Histoire de deuil

Vos quatre garçons ont chacun leur langage. Ils ont chacun leur monde d’abondance, ces moments où ils se désintègrent pour tomber mollement dans leur psyché. Les bouts de réalité qui échappent au temps, les grands corridors de l’école soudainement vides, le champ rempli de choux à l’arrière de la maison, où vous allez vous promener en bicyclette en famille.

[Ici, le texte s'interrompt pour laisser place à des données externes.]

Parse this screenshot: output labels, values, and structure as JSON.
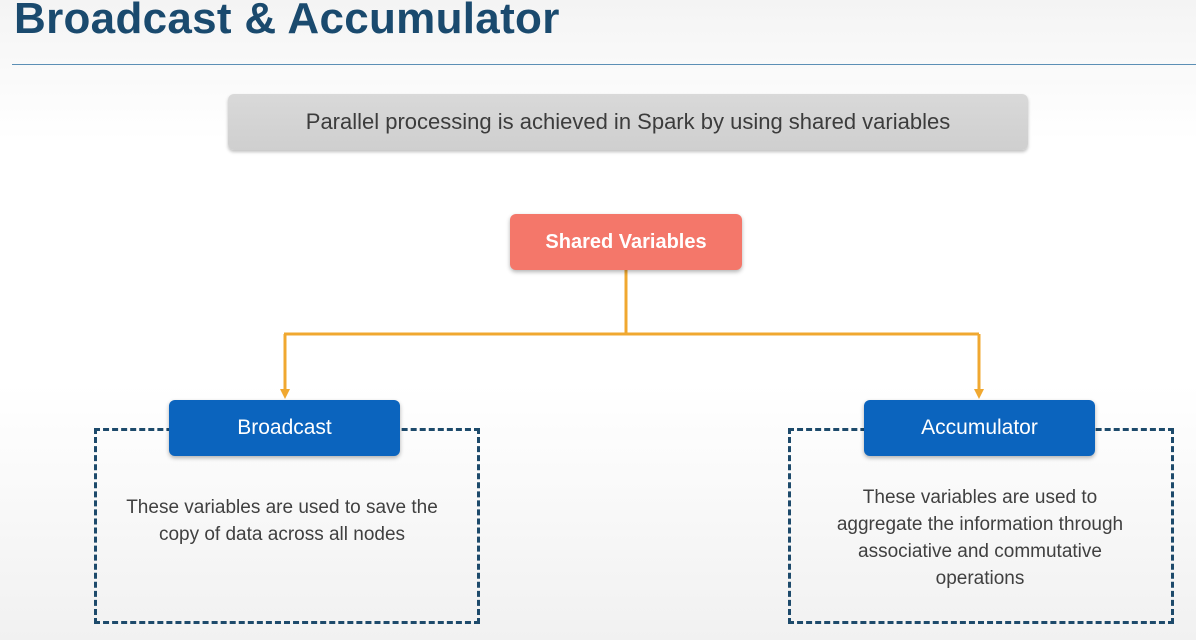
{
  "slide": {
    "title": "Broadcast & Accumulator",
    "banner_text": "Parallel processing is achieved in Spark by using shared variables"
  },
  "diagram": {
    "root": {
      "label": "Shared Variables"
    },
    "children": [
      {
        "label": "Broadcast",
        "description": "These variables are used to save the copy of data across all nodes"
      },
      {
        "label": "Accumulator",
        "description": "These variables are used to aggregate the information through associative and commutative operations"
      }
    ]
  },
  "colors": {
    "title": "#1a4a6e",
    "root_box": "#f4776a",
    "child_box": "#0b64be",
    "connector": "#f0a830",
    "dashed_frame": "#1d4a6b",
    "banner": "#d3d3d3"
  }
}
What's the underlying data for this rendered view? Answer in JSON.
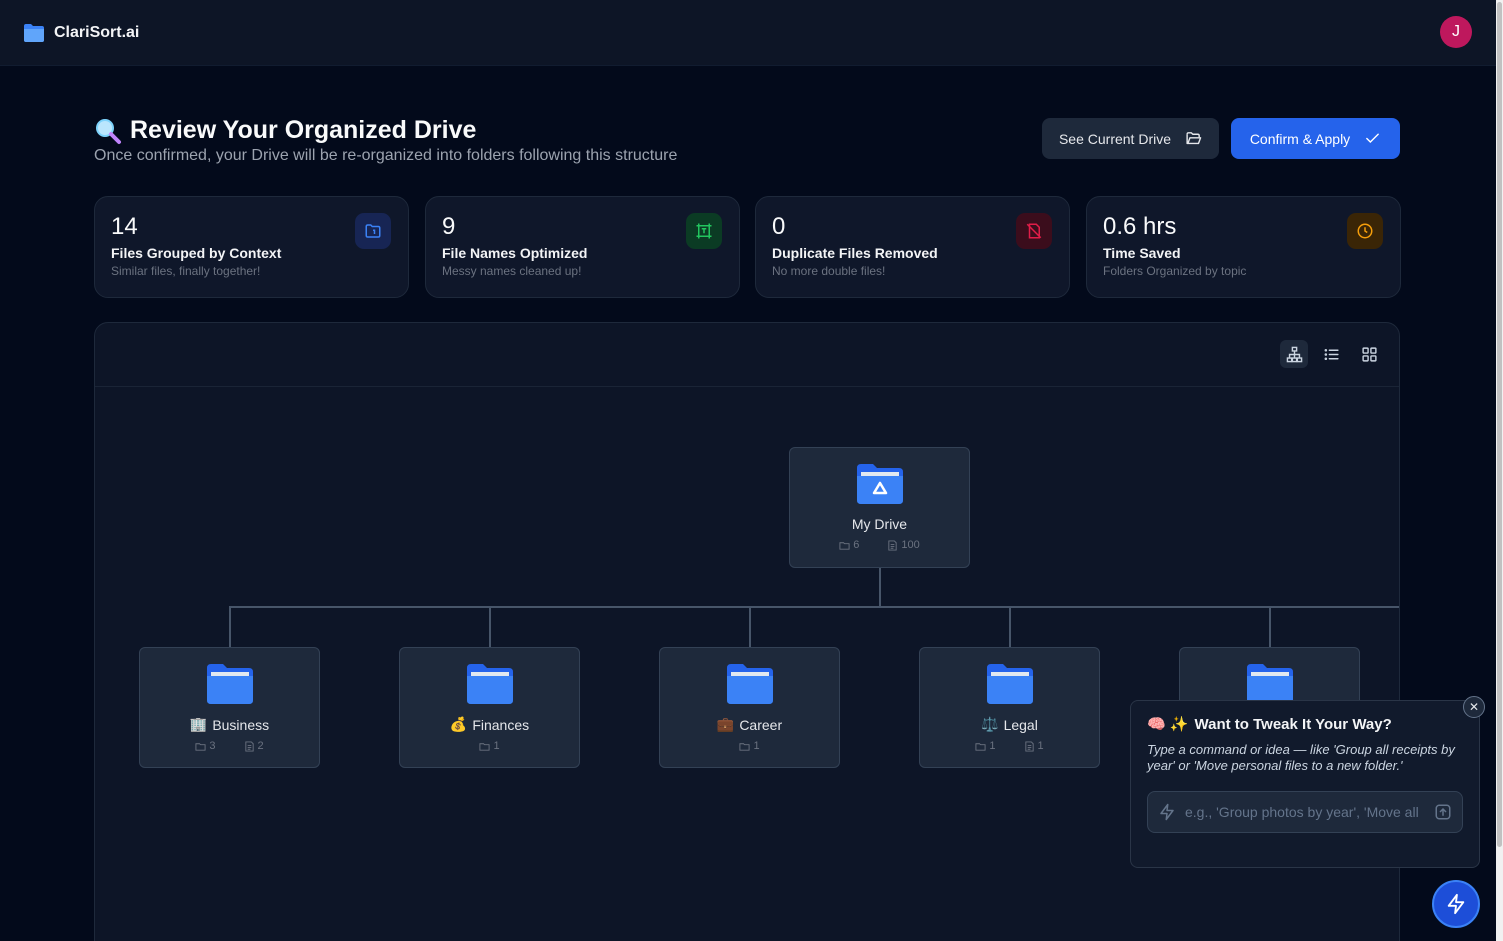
{
  "app": {
    "name": "ClariSort.ai",
    "avatar_initial": "J"
  },
  "header": {
    "title": "Review Your Organized Drive",
    "subtitle": "Once confirmed, your Drive will be re-organized into folders following this structure",
    "see_current_label": "See Current Drive",
    "confirm_label": "Confirm & Apply"
  },
  "stats": [
    {
      "value": "14",
      "label": "Files Grouped by Context",
      "desc": "Similar files, finally together!",
      "icon": "file-group-icon",
      "color": "#3b82f6"
    },
    {
      "value": "9",
      "label": "File Names Optimized",
      "desc": "Messy names cleaned up!",
      "icon": "rename-icon",
      "color": "#22c55e"
    },
    {
      "value": "0",
      "label": "Duplicate Files Removed",
      "desc": "No more double files!",
      "icon": "no-duplicate-icon",
      "color": "#e11d48"
    },
    {
      "value": "0.6 hrs",
      "label": "Time Saved",
      "desc": "Folders Organized by topic",
      "icon": "clock-icon",
      "color": "#f59e0b"
    }
  ],
  "tree": {
    "root": {
      "label": "My Drive",
      "folders": "6",
      "files": "100"
    },
    "children": [
      {
        "emoji": "🏢",
        "label": "Business",
        "folders": "3",
        "files": "2"
      },
      {
        "emoji": "💰",
        "label": "Finances",
        "folders": "1"
      },
      {
        "emoji": "💼",
        "label": "Career",
        "folders": "1"
      },
      {
        "emoji": "⚖️",
        "label": "Legal",
        "folders": "1",
        "files": "1"
      }
    ]
  },
  "tweak": {
    "emoji": "🧠 ✨",
    "title": "Want to Tweak It Your Way?",
    "desc": "Type a command or idea — like 'Group all receipts by year' or 'Move personal files to a new folder.'",
    "placeholder": "e.g., 'Group photos by year', 'Move all"
  },
  "colors": {
    "accent": "#2563eb",
    "folder": "#3b82f6"
  }
}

Votre femme et vos enfants vous ont appris à vivre. Votre amoureuse est en deuil. Ses pleurs coulent durant le jour sans que rien ne puisse l’apaiser. C’est une rivière intérieure qui se libère, une voie lactée de solitude, un immense amour qui s’est transformé en torrent. Ce chagrin a une beauté étrange. Ce n’est pas une transcription. Ce n’est pas un mot que vous vous mettez à répéter. Cela déboule, comme jamais une phrase ne pourrait le faire.

Vous ressentez ce vide. Les enfants ont des peines brusques et violentes, puis ils sont happés par la vie. Ils atteignent chaque jour un certain degré de perfection et de plénitude. Parfois, ils s’évadent de la maison et établissent leurs propres règles. Ils vous épuisent, balisent votre existence, vous étonnent, vous exaspèrent, vous surprennent.

Le langage est insuffisant. C’est ce que le deuil vous a appris. Le langage perd toute résistance. Les mots ne peuvent plus s’ordonner dans une même série. Ils ont tendance à se regrouper bizarrement en petits tas. Ils s’écoulent dans les pleurs. Vous appelez ça une crypte.